The craziest part of my past couple weeks has been introducing nearly everyone I know to the comically absurd song “Pregnant” from R. Kelly’s new Untitled. Honestly, I can’t think of a better conversation starter. “Pregnant” is, honestly, the complete cap to the frenzied sexual desires of an aging R&B superstar. No longer able to sing about his youthful exuberance, the now 40-year-old Kelly is crooning about wanting to get girls pregnant. In his words, he’s looking for the “picket fence and a dog” before he mutters about “putting a girl in his kitchen” – confirming he’s the misogynist we’ve always seen, just in a more mature sense.

Possibly the most absurd thing about this track is the fact he recruited a superstar cast to accompany him.

A-listers The Dream and Robin Thicke appear alongside the B-list Tyrese, and all of them drop the most horrible lines about “knocking up” their women. The Dream might do the worst damage when he proclaims “don’t get it twisted/ for 30-somethin’ weeks I’m still gonna hit it.”

While “Pregnant” certainly has its fair share of shock value, the most incredible thing about it is that it’s actually a good song. Each of the artists, especially Thicke, lay down verses dripping in the sexual tension you expect out of an R. Kelly album. The Dream does a great job as well, likely trying to impress his idol Kel. And really, apart from this track, Kel’s Untitled isn’t all that full of shock value. It’s honestly exactly what you expect; each song is jam-packed with sexual references, many of them cringe worthy, but Kel’s voice is still top-notch. The beats are pretty slick, including my favorite “Exit,” all about him picking up girls from the clubs, which has a piano-centered bouncy beat that Kel slays with a repetitive chorus. “Go Low,” despite it’s incredibly inappropriate nature is still a rather solid track and his voice shines here more than in any of the other tracks.

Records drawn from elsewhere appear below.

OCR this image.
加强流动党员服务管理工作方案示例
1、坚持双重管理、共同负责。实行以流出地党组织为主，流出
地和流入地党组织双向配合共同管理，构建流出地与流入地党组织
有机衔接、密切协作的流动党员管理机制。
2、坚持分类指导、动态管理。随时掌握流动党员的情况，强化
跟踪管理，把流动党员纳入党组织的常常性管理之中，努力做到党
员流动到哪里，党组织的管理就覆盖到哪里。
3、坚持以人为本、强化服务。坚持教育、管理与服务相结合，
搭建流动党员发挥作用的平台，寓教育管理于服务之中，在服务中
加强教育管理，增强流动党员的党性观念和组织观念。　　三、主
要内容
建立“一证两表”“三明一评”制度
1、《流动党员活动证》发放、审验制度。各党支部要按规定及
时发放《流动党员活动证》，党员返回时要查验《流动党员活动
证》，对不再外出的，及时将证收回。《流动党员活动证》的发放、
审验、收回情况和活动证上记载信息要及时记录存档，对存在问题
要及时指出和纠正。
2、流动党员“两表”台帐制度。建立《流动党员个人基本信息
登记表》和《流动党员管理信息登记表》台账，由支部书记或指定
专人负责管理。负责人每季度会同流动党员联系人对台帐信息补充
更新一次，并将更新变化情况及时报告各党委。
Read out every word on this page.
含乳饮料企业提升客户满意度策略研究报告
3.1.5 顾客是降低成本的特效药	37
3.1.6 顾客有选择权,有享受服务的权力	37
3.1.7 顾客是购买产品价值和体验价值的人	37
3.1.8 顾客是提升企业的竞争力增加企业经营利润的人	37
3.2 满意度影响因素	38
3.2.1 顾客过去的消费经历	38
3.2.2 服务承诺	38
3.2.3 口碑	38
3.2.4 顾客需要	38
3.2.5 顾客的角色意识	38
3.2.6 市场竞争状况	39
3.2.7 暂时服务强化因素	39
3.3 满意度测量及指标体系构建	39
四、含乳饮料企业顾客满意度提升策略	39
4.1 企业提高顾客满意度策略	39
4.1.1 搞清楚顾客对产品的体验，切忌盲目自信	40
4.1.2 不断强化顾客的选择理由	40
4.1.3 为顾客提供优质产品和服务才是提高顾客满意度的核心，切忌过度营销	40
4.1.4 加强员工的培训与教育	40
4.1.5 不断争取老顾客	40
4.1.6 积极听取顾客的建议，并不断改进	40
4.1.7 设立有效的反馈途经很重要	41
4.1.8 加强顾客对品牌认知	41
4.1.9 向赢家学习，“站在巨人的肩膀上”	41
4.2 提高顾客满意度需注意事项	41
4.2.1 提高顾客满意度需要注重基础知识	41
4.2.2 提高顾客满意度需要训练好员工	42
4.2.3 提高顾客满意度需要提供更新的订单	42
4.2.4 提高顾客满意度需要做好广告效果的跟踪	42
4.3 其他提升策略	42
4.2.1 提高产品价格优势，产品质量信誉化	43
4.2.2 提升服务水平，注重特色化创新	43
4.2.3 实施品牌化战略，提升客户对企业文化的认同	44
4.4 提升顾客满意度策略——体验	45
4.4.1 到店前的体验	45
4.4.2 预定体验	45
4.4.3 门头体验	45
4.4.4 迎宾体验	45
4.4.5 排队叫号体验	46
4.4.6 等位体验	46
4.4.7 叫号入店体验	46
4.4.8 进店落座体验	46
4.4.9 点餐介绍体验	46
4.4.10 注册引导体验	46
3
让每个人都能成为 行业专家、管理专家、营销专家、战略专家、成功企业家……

Amid the incredibly ridiculous amount of sexual material on Unititled, Kel manages to still impress with a few of his lyrics. Most notably, the bridge of “Echo” where he proclaims “and we’re gon’ go to heaven from this room/ the gates will open when they see it’s me and you.” Sung in his best soul-singer impression, Kel impresses here more than anywhere else in the album. If he sang the entire thing like this, or even dropped his nymphomania for longer than a bridge, the man could have another massive hit like “Ignition.” And that’s the true flaw with Untitled – despite having a few strong tracks, they’re all far too racy for radio or even mainstream listeners to pick up. Tracks like “I Love the DJ” and “Crazy Night” may have strong hooks and be radio-friendly, but they’re really not indicative of the entire album, and for that reason wouldn’t make particularly strong singles. Don’t get me wrong, the man will still sell and has sold, plenty of copies of this album, but with his questionable past, Kel definitely should have dropped a bit of the sexual penchant on this album, and I can guarantee you that the public hearing a song like “Pregnant” isn’t going to bolster anyone’s idea of his morals. I mean, come on! The man even makes loneliness somehow completely sexual in “Text Me,” basically proving it’s his only objective.

And how about “#2?” Quite possibly one of the most misogynistic songs I’ve ever heard, this track is maybe even more questionable than the aforementioned. It’s all about his myriad affairs and the fact that these girls “(are) so fine/ but will never be (his) number 1.” You’d think after beating jail-time for one less-than-moral act your last goal would be to add more to your offenses, but hey, that’s R Kelly for you: completely shameless.

Kel may still be one of the best R&B singers of his generation the man definitely needs to get a grip on the real world. Untitled is good, sure, but for those of us that appreciate the morality of their artists, this one is probably a good one to skip.